L'argent comme appât
Walter Kantsteiner, secrétaire d'Etat auprès du Ministères américain des affaires étrangères, a visité récemment le Nigéria. Ce pays d'Afrique occidentale est le sixième producteur de pétrole au monde et, déjà aujourd'hui, le cinquième fournisseur des Etats-Unis. Kantsteiner a incité le pays à intensifier sa production de pétrole; en effet, d'importantes réserves, situées en face des côtes du Nigéria, n'ont pas encore été exploitées. Les Nigérians, appâtés par l'argent, pensent désormais ne plus s'incliner devant les limitations préconisées par l'OPEC.

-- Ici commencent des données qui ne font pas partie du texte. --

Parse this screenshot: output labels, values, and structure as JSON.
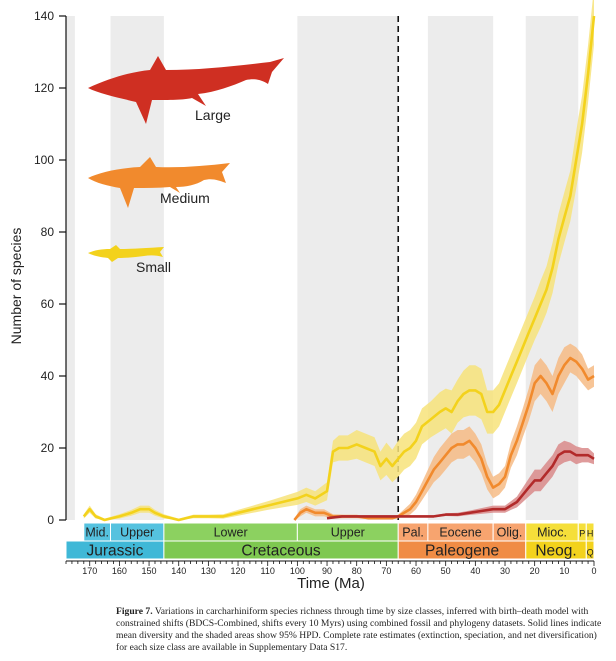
{
  "chart_data": {
    "type": "line",
    "ylabel": "Number of species",
    "xlabel": "Time (Ma)",
    "ylim": [
      0,
      140
    ],
    "xlim": [
      178,
      0
    ],
    "yticks": [
      0,
      20,
      40,
      60,
      80,
      100,
      120,
      140
    ],
    "xticks": [
      170,
      160,
      150,
      140,
      130,
      120,
      110,
      100,
      90,
      80,
      70,
      60,
      50,
      40,
      30,
      20,
      10,
      0
    ],
    "reference_line_ma": 66,
    "shaded_bands_ma": [
      [
        178,
        175
      ],
      [
        163,
        145
      ],
      [
        100,
        66
      ],
      [
        56,
        34
      ],
      [
        23,
        5.3
      ]
    ],
    "series": [
      {
        "name": "Small",
        "color": "#f3d21c",
        "band_color": "#f7e37a",
        "x": [
          172,
          170,
          168,
          165,
          160,
          156,
          153,
          150,
          148,
          145,
          140,
          135,
          130,
          125,
          120,
          115,
          110,
          105,
          100,
          97,
          94,
          90,
          88,
          86,
          83,
          80,
          77,
          74,
          72,
          70,
          68,
          66,
          64,
          62,
          60,
          58,
          55,
          52,
          50,
          48,
          46,
          44,
          42,
          40,
          38,
          36,
          34,
          32,
          30,
          28,
          26,
          24,
          22,
          20,
          18,
          16,
          14,
          12,
          10,
          8,
          6,
          4,
          2,
          0
        ],
        "y": [
          1,
          3,
          1,
          0,
          1,
          2,
          3,
          3,
          2,
          1,
          0,
          1,
          1,
          1,
          2,
          3,
          4,
          5,
          6,
          7,
          6,
          8,
          19,
          20,
          20,
          21,
          20,
          19,
          15,
          17,
          15,
          17,
          19,
          20,
          22,
          26,
          28,
          30,
          31,
          30,
          33,
          35,
          36,
          36,
          35,
          30,
          30,
          32,
          36,
          40,
          44,
          48,
          52,
          56,
          60,
          64,
          70,
          78,
          84,
          90,
          100,
          110,
          124,
          140
        ],
        "band": [
          0.6,
          1,
          0.6,
          0.4,
          0.6,
          0.8,
          1,
          1,
          0.8,
          0.6,
          0.4,
          0.5,
          0.5,
          0.6,
          0.8,
          1,
          1.2,
          1.5,
          1.8,
          2,
          2,
          2.5,
          3,
          3.5,
          3.5,
          4,
          4,
          4,
          4,
          4.5,
          4.5,
          5,
          5,
          5,
          5,
          5,
          5,
          5.5,
          5.5,
          6,
          6,
          6.5,
          7,
          7,
          7,
          6,
          6,
          6,
          6,
          6,
          6,
          6,
          6,
          6,
          6.5,
          6.5,
          7,
          7,
          7,
          7,
          8,
          8,
          8,
          8
        ]
      },
      {
        "name": "Medium",
        "color": "#f18a2d",
        "band_color": "#f6bb85",
        "x": [
          101,
          99,
          97,
          94,
          91,
          88,
          84,
          80,
          76,
          72,
          68,
          66,
          64,
          62,
          60,
          58,
          56,
          54,
          52,
          50,
          48,
          46,
          44,
          42,
          40,
          38,
          36,
          34,
          32,
          30,
          28,
          26,
          24,
          22,
          20,
          18,
          16,
          14,
          12,
          10,
          8,
          6,
          4,
          2,
          0
        ],
        "y": [
          0,
          2,
          3,
          2,
          2,
          1,
          1,
          1,
          0.5,
          0.5,
          0.5,
          1,
          2,
          3,
          5,
          8,
          11,
          14,
          16,
          18,
          20,
          21,
          21,
          22,
          20,
          17,
          12,
          9,
          10,
          12,
          18,
          22,
          27,
          32,
          38,
          40,
          38,
          35,
          40,
          43,
          45,
          44,
          42,
          39,
          40
        ],
        "band": [
          0.5,
          1,
          1,
          1,
          1,
          0.6,
          0.5,
          0.5,
          0.3,
          0.3,
          0.3,
          0.5,
          1,
          1.5,
          2,
          2.5,
          3,
          3.5,
          4,
          4,
          4,
          4,
          4,
          4,
          4,
          4,
          3.5,
          3,
          3,
          3,
          3.5,
          4,
          4,
          4.5,
          5,
          5,
          5,
          5,
          5,
          5,
          4,
          4,
          4,
          3,
          3
        ]
      },
      {
        "name": "Large",
        "color": "#b22a2a",
        "band_color": "#d98a8a",
        "x": [
          90,
          85,
          80,
          75,
          70,
          66,
          62,
          58,
          54,
          50,
          46,
          42,
          38,
          34,
          30,
          28,
          26,
          24,
          22,
          20,
          18,
          16,
          14,
          12,
          10,
          8,
          6,
          4,
          2,
          0
        ],
        "y": [
          0.5,
          1,
          1,
          1,
          1,
          1,
          1,
          1,
          1,
          1.5,
          1.5,
          2,
          2.5,
          3,
          3,
          4,
          5,
          7,
          9,
          11,
          11,
          13,
          15,
          18,
          19,
          19,
          18,
          18,
          18,
          17
        ],
        "band": [
          0.2,
          0.3,
          0.3,
          0.3,
          0.3,
          0.3,
          0.3,
          0.3,
          0.3,
          0.4,
          0.5,
          0.6,
          0.8,
          1,
          1,
          1.2,
          1.5,
          2,
          2.5,
          3,
          3,
          3,
          3,
          3,
          3,
          2.5,
          2.5,
          2,
          2,
          1.5
        ]
      }
    ],
    "shark_labels": [
      "Large",
      "Medium",
      "Small"
    ]
  },
  "timescale": {
    "epochs": [
      {
        "label": "Mid.",
        "from": 172,
        "to": 163,
        "color": "#55c2df"
      },
      {
        "label": "Upper",
        "from": 163,
        "to": 145,
        "color": "#55c2df"
      },
      {
        "label": "Lower",
        "from": 145,
        "to": 100,
        "color": "#8cd160"
      },
      {
        "label": "Upper",
        "from": 100,
        "to": 66,
        "color": "#8cd160"
      },
      {
        "label": "Pal.",
        "from": 66,
        "to": 56,
        "color": "#f7a46f"
      },
      {
        "label": "Eocene",
        "from": 56,
        "to": 34,
        "color": "#f7a46f"
      },
      {
        "label": "Olig.",
        "from": 34,
        "to": 23,
        "color": "#f7a46f"
      },
      {
        "label": "Mioc.",
        "from": 23,
        "to": 5.3,
        "color": "#f5df3a"
      },
      {
        "label": "P",
        "from": 5.3,
        "to": 2.6,
        "color": "#f5df3a"
      },
      {
        "label": "H",
        "from": 2.6,
        "to": 0,
        "color": "#f5df3a"
      }
    ],
    "periods": [
      {
        "label": "Jurassic",
        "from": 178,
        "to": 145,
        "color": "#3fb8d7"
      },
      {
        "label": "Cretaceous",
        "from": 145,
        "to": 66,
        "color": "#7ec850"
      },
      {
        "label": "Paleogene",
        "from": 66,
        "to": 23,
        "color": "#f08c45"
      },
      {
        "label": "Neog.",
        "from": 23,
        "to": 2.6,
        "color": "#f3d21c"
      },
      {
        "label": "Q",
        "from": 2.6,
        "to": 0,
        "color": "#f3d21c"
      }
    ]
  },
  "caption": {
    "figure_label": "Figure 7.",
    "text": "  Variations in carcharhiniform species richness through time by size classes, inferred with birth–death model with constrained shifts (BDCS-Combined, shifts every 10 Myrs) using combined fossil and phylogeny datasets. Solid lines indicate mean diversity and the shaded areas show 95% HPD. Complete rate estimates (extinction, speciation, and net diversification) for each size class are available in Supplementary Data S17."
  }
}
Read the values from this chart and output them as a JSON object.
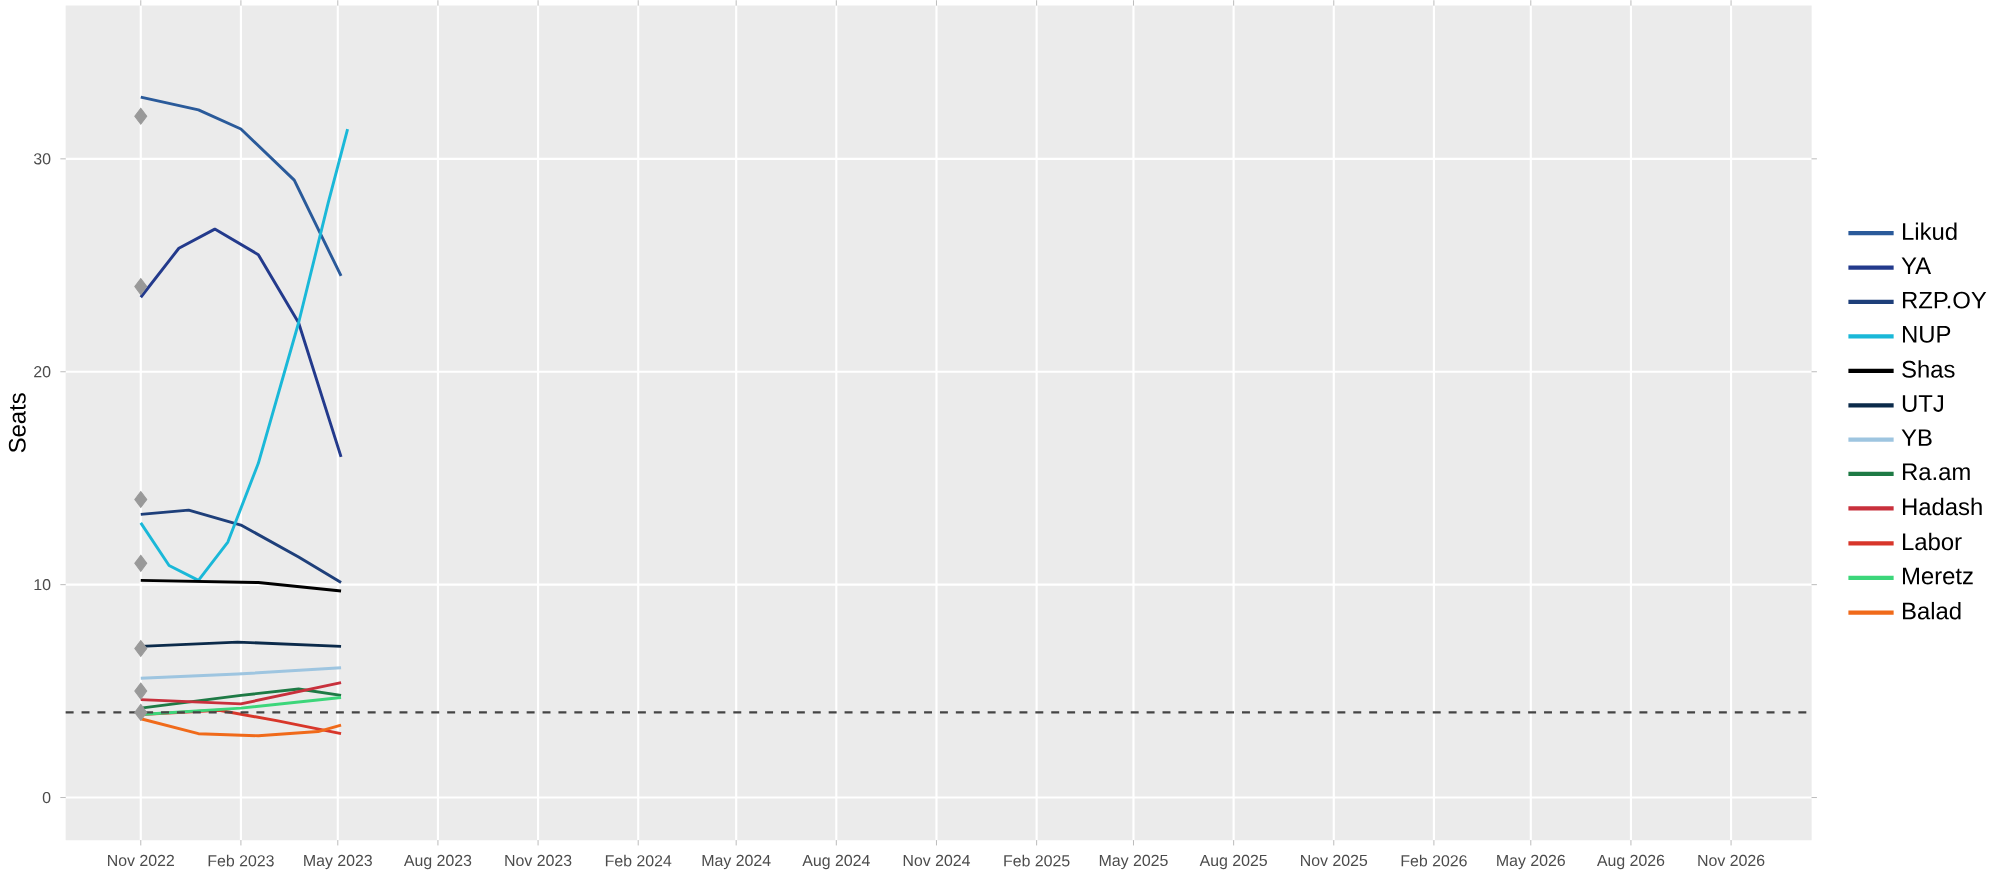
{
  "chart_data": {
    "type": "line",
    "ylabel": "Seats",
    "xlim": [
      "2022-08-24",
      "2027-01-14"
    ],
    "ylim": [
      -2,
      37.2
    ],
    "yticks": [
      0,
      10,
      20,
      30
    ],
    "xticks": [
      {
        "value": "2022-11-01",
        "label": "Nov 2022"
      },
      {
        "value": "2023-02-01",
        "label": "Feb 2023"
      },
      {
        "value": "2023-05-01",
        "label": "May 2023"
      },
      {
        "value": "2023-08-01",
        "label": "Aug 2023"
      },
      {
        "value": "2023-11-01",
        "label": "Nov 2023"
      },
      {
        "value": "2024-02-01",
        "label": "Feb 2024"
      },
      {
        "value": "2024-05-01",
        "label": "May 2024"
      },
      {
        "value": "2024-08-01",
        "label": "Aug 2024"
      },
      {
        "value": "2024-11-01",
        "label": "Nov 2024"
      },
      {
        "value": "2025-02-01",
        "label": "Feb 2025"
      },
      {
        "value": "2025-05-01",
        "label": "May 2025"
      },
      {
        "value": "2025-08-01",
        "label": "Aug 2025"
      },
      {
        "value": "2025-11-01",
        "label": "Nov 2025"
      },
      {
        "value": "2026-02-01",
        "label": "Feb 2026"
      },
      {
        "value": "2026-05-01",
        "label": "May 2026"
      },
      {
        "value": "2026-08-01",
        "label": "Aug 2026"
      },
      {
        "value": "2026-11-01",
        "label": "Nov 2026"
      }
    ],
    "grid": true,
    "legend": "right",
    "line_style": "solid",
    "marker": "none",
    "ref_lines": [
      {
        "axis": "y",
        "value": 4,
        "color": "#444444",
        "line_style": "dashed"
      }
    ],
    "series": [
      {
        "name": "Likud",
        "color": "#2a5a9a",
        "x": [
          "2022-11-01",
          "2022-12-24",
          "2023-02-01",
          "2023-03-22",
          "2023-05-04"
        ],
        "values": [
          32.9,
          32.3,
          31.4,
          29.0,
          24.5
        ]
      },
      {
        "name": "YA",
        "color": "#233a8c",
        "x": [
          "2022-11-01",
          "2022-12-06",
          "2023-01-08",
          "2023-02-17",
          "2023-03-26",
          "2023-05-04"
        ],
        "values": [
          23.5,
          25.8,
          26.7,
          25.5,
          22.3,
          16.0
        ]
      },
      {
        "name": "RZP.OY",
        "color": "#1e3f7a",
        "x": [
          "2022-11-01",
          "2022-12-15",
          "2023-02-01",
          "2023-03-26",
          "2023-05-04"
        ],
        "values": [
          13.3,
          13.5,
          12.8,
          11.3,
          10.1
        ]
      },
      {
        "name": "NUP",
        "color": "#1ab8d8",
        "x": [
          "2022-11-01",
          "2022-11-27",
          "2022-12-24",
          "2023-01-20",
          "2023-02-17",
          "2023-03-26",
          "2023-04-22",
          "2023-05-10"
        ],
        "values": [
          12.9,
          10.9,
          10.2,
          12.0,
          15.7,
          22.3,
          27.9,
          31.4
        ]
      },
      {
        "name": "Shas",
        "color": "#000000",
        "x": [
          "2022-11-01",
          "2023-02-17",
          "2023-05-04"
        ],
        "values": [
          10.2,
          10.1,
          9.7
        ]
      },
      {
        "name": "UTJ",
        "color": "#0b2a4a",
        "x": [
          "2022-11-01",
          "2023-01-29",
          "2023-05-04"
        ],
        "values": [
          7.1,
          7.3,
          7.1
        ]
      },
      {
        "name": "YB",
        "color": "#9ec5e0",
        "x": [
          "2022-11-01",
          "2023-01-29",
          "2023-05-04"
        ],
        "values": [
          5.6,
          5.8,
          6.1
        ]
      },
      {
        "name": "Ra.am",
        "color": "#1e7a45",
        "x": [
          "2022-11-01",
          "2023-02-01",
          "2023-03-26",
          "2023-05-04"
        ],
        "values": [
          4.2,
          4.8,
          5.1,
          4.8
        ]
      },
      {
        "name": "Hadash",
        "color": "#c8303c",
        "x": [
          "2022-11-01",
          "2023-02-01",
          "2023-05-04"
        ],
        "values": [
          4.6,
          4.4,
          5.4
        ]
      },
      {
        "name": "Labor",
        "color": "#d8362a",
        "x": [
          "2022-11-01",
          "2023-01-12",
          "2023-03-07",
          "2023-05-04"
        ],
        "values": [
          3.9,
          4.1,
          3.6,
          3.0
        ]
      },
      {
        "name": "Meretz",
        "color": "#3cd67a",
        "x": [
          "2022-11-01",
          "2023-02-01",
          "2023-05-04"
        ],
        "values": [
          3.9,
          4.2,
          4.7
        ]
      },
      {
        "name": "Balad",
        "color": "#f06a1a",
        "x": [
          "2022-11-01",
          "2022-12-24",
          "2023-02-17",
          "2023-04-13",
          "2023-05-04"
        ],
        "values": [
          3.7,
          3.0,
          2.9,
          3.1,
          3.4
        ]
      },
      {
        "type": "scatter",
        "marker": "diamond",
        "color": "#999999",
        "x": [
          "2022-11-01",
          "2022-11-01",
          "2022-11-01",
          "2022-11-01",
          "2022-11-01",
          "2022-11-01",
          "2022-11-01"
        ],
        "values": [
          32,
          24,
          14,
          11,
          7,
          5,
          4
        ]
      }
    ]
  }
}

En Angola également, les Etats-Unis pensent se tailler une part dans les réserves du pays, qui a été longtemps paralysé par une guerre civile; le pétrole y est exploité, mais en faibles quantités; avec l'aide américaine, les Angolais pourraient très rapidement augmenter leur production en de fortes proportions. Tout comme le Nigéria, l'Angola dispose de nappes pétrolifères devant ses côtes, qui n'ont pas encore été exploitées, au contraire des quelques gisements à l'intérieur du pays.
Le Secrétaire d'Etat américain Kantsteiner vient récemment de prononcer un discours face au Congrès, où il a demandé un engagement militaire américain plus important en Afrique occidentale et centrale, du moins dans les pays qui recèlent du pétrole. Il voulait souligner par là que les Etats-Unis s'intéressaient à exploiter les gisements angolais et toutes les autres richesses du sol "pour le bien de la nation angolaise". Par conséquent, les Etats-Unis doivent aider ce pays à structurer son économie de façon telle, qu'il puisse tirer tous les avantages de ses richesses naturelles en produits pétroliers.
Les Etats-Unis sont-ils dès lors les amis désintéressés de l'humanité toute entière, prêts à aider tous les nécessiteux et miséreux, sans esprit d'égoïsme? Nous pensons que les peuples africains doivent se montrer prudents. Au cours de ses dernières années, près de deux millions de personnes sont mortes dans des conflits qui ont ensanglanté l'Afrique centrale, surtout au Rwanda, où un génocide aveugle a sévi. Mais le gouvernement américain ne s'intéresse pas au sort réel des populations. Car ces millions de mort ont péri loin du pétrole. Par conséquent, il nous paraît parfaitement licite de dire que les Etats-Unis ne visent pas à abattre Saddam Hussein pour apporter aux Irakiens les bienfaits de la liberté et de la démocratie, pour apporter ces merveilles à un peuple qu'ils ont poussé à la ruine, à cause du boycott qu'ils lui imposent depuis plus de dix ans, mais pour s'emparer du pétrole. Rien de plus. Rien de moins.
Bruno WETZEL.
(DNZ/München - Nr. 34 - 16 août 2002).